It wasn’t as if there was insufficient interest in Majors’s adventures as the NASA casualty-turned-bionically rebuilt government agent. In fact, producers who believed the concept was enduring enough to merit a remake even scooped up movie rights some years back. “Clerks’’ director Kevin Smith took a pass at a feature script, and Jim Carrey was reportedly attached to another stab at the project. But divvying up the rights pie this way led to legal wrangling that effectively barred the show from DVD. (The players included Universal Studios, which originally oversaw the series, high-powered producers Harvey and Bob Weinstein, and the estate of author Martin Caidin, whose novel “Cyborg’’ was the basis for the show.)

This Tuesday, though, in a display of the sort of détente that might have spared Colonel Austin a few espionage missions, “The Six Million Dollar Man: The Complete Collection’’ arrives from Time Life. (The set is available exclusively online at, and is priced at $239.99.) The entire 100-episode run of the series is complemented by new interviews with Majors, costar Richard Anderson (Oscar Goldman), and “The Bionic Woman’’ star Lindsay Wagner. Featurettes include a segment on those famed cranking-electronics sound effects — supposedly created by a vibrating metal ruler — and another on the show’s toy merchandising. (Remember the Steve Austin bionic-eye action figure that Steve Carell reluctantly lists on eBay in “The 40-Year-Old Virgin’’? It wasn’t just a prop.) Several discs of pilot and reunion movies offer curiosities like Darren McGavin’s initial casting as Steve Austin’s handler, and a pre-“Speed’’ Sandra Bullock as a new bionic heroine.

Looking back at the series, there’s certainly plenty that’s amusingly dated or just plain ridiculous — Steve’s standard leisure suit, for one, or Oscar’s protocol-flouting ability to “order up’’ an earthquake-triggering nuclear device with one phone call. At the same time, though, the show’s signature use of slo-mo remains a valid, clever solution to a tricky technical problem, one that couldn’t just be shrugged off with a digital assist back in 1973. “In the first [pilot] movie, we tried having the character move fast, but it kind of looked like we were doing the Keystone Kops,’’ Majors remembers. “We really were left asking ourselves, ‘How in the hell are we gonna get this to look good?’ Eventually we came up with the slow motion, and with the sound effects, it came across OK.’’

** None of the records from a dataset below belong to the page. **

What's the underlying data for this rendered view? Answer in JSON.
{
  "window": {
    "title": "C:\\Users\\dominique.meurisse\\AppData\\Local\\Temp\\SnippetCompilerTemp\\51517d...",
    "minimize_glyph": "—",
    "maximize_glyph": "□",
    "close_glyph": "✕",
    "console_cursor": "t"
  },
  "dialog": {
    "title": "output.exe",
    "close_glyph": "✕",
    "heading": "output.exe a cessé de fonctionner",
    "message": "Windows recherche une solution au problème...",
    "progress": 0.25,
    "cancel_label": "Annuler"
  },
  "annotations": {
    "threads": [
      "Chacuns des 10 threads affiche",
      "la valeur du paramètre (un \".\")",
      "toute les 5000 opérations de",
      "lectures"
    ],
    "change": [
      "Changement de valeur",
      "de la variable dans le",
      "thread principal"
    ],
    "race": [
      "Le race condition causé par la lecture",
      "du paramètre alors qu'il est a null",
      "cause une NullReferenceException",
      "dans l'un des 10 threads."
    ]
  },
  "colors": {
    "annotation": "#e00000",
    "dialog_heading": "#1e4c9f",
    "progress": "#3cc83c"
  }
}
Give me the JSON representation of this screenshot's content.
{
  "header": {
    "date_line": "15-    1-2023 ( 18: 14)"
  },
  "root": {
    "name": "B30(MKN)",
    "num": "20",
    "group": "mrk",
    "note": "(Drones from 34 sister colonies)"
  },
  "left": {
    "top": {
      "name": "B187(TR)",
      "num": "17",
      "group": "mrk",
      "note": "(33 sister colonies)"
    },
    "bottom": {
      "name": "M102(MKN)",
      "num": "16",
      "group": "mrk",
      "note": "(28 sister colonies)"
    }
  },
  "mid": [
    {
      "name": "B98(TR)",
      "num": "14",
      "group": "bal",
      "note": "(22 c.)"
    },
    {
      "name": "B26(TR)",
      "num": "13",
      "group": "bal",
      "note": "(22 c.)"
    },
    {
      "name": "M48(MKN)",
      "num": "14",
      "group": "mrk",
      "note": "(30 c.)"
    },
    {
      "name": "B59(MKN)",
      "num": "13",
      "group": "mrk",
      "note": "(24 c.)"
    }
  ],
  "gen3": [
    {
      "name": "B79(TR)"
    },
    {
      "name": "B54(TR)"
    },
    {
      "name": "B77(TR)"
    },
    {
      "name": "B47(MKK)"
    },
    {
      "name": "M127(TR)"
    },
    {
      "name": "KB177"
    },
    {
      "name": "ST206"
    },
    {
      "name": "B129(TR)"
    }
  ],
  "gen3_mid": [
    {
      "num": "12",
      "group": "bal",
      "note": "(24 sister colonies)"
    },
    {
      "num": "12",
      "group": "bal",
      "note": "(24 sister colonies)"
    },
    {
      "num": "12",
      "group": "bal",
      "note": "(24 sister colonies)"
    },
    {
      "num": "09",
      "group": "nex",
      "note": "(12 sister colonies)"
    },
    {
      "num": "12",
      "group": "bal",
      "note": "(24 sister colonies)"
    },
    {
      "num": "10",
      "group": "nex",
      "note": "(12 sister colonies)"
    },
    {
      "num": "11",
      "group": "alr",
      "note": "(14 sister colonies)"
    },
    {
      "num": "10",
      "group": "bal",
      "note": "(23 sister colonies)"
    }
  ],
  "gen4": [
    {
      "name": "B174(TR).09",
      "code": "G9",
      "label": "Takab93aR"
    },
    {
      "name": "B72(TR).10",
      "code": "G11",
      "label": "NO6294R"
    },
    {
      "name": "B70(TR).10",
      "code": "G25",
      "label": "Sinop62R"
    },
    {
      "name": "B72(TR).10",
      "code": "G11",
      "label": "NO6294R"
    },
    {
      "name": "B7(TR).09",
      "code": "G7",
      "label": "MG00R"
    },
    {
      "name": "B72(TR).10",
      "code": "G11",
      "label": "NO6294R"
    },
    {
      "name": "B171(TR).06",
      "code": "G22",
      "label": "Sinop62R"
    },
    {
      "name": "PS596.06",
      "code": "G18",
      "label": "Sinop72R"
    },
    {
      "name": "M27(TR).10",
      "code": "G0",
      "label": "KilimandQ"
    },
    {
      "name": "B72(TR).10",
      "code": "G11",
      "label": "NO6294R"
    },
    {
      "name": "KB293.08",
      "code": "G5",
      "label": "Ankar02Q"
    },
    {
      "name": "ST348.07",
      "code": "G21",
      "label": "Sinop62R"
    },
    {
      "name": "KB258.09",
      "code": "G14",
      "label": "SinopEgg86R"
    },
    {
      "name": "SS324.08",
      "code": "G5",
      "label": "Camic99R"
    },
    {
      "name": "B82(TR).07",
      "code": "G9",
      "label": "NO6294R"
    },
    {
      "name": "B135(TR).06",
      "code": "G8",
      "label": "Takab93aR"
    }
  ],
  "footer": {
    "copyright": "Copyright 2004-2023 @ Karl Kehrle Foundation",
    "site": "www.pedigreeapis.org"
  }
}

Viewed now through the prism of “Lost,’’ “Alias,’’ and “The X-Files,’’ “Six Mil’’ (as insiders call it) also flashes glimpses of the sort of trippy mythology we’ve come to expect from genre television. Nothing quite so labyrinthine, maybe, but it’s there. Secretive government plans to develop a seven million dollar man, Steve’s misgivings be damned. The bionics program’s equally hush-hush resuscitation of Steve’s fiancee, Jaime Sommers (Wagner), following her apparently fatal rejection of the technology. Aliens covertly embedded in the California wilderness for centuries, studying us. Those same aliens creating a robotic Bigfoot (actually pro wrestler André the Giant) as part of their cover.

The writing approach wasn’t all just mission-of-the-week, affirms series producer Kenneth Johnson, who wrote the Bionic Woman and Bigfoot episodes, and was the creator of Wagner’s spinoff, also newly available on DVD. Emotional resonance, however melodramatic, was another goal, he says. “What I was trying to do with the bionic shows was show how ordinary people would react if suddenly you were gifted — or cursed — with technology like this. It’s interesting — since the DVDs have begun to come out, I’ve gotten a lot of e-mails from people in the gay and lesbian community who really identify with Jaime and Steve because, inside, the characters aren’t what they appear to be on the outside.’’

The occasional undercurrent of ambivalence wasn’t lost on Majors. “Steve kind of [resented] being put in this position, being made into this half-man, half-machine,’’ he says. “Part of him hated going out on these missions, but he was repaying them for saving his life. I really liked the idea that the character was kind of an antihero in that way.’’

At times, though, the stunt-loving Majors played him a bit too straight-up heroic for Anderson’s liking. “I had my hands full with that guy,’’ says the veteran character actor, who holds the unusual distinction of having played the same role on two different networks simultaneously, after “The Bionic Woman’’ moved from ABC to NBC for its final season. “I remember one shoot where Lee took off hanging from a helicopter for 10 minutes — not that he had 10 minutes of stuff to do. I went up to him afterward and said, ‘Are you trying to shut us down?’ But that was Lee. He really loved all of that. The part was perfect for him.’’ Insert bionic sound effect here.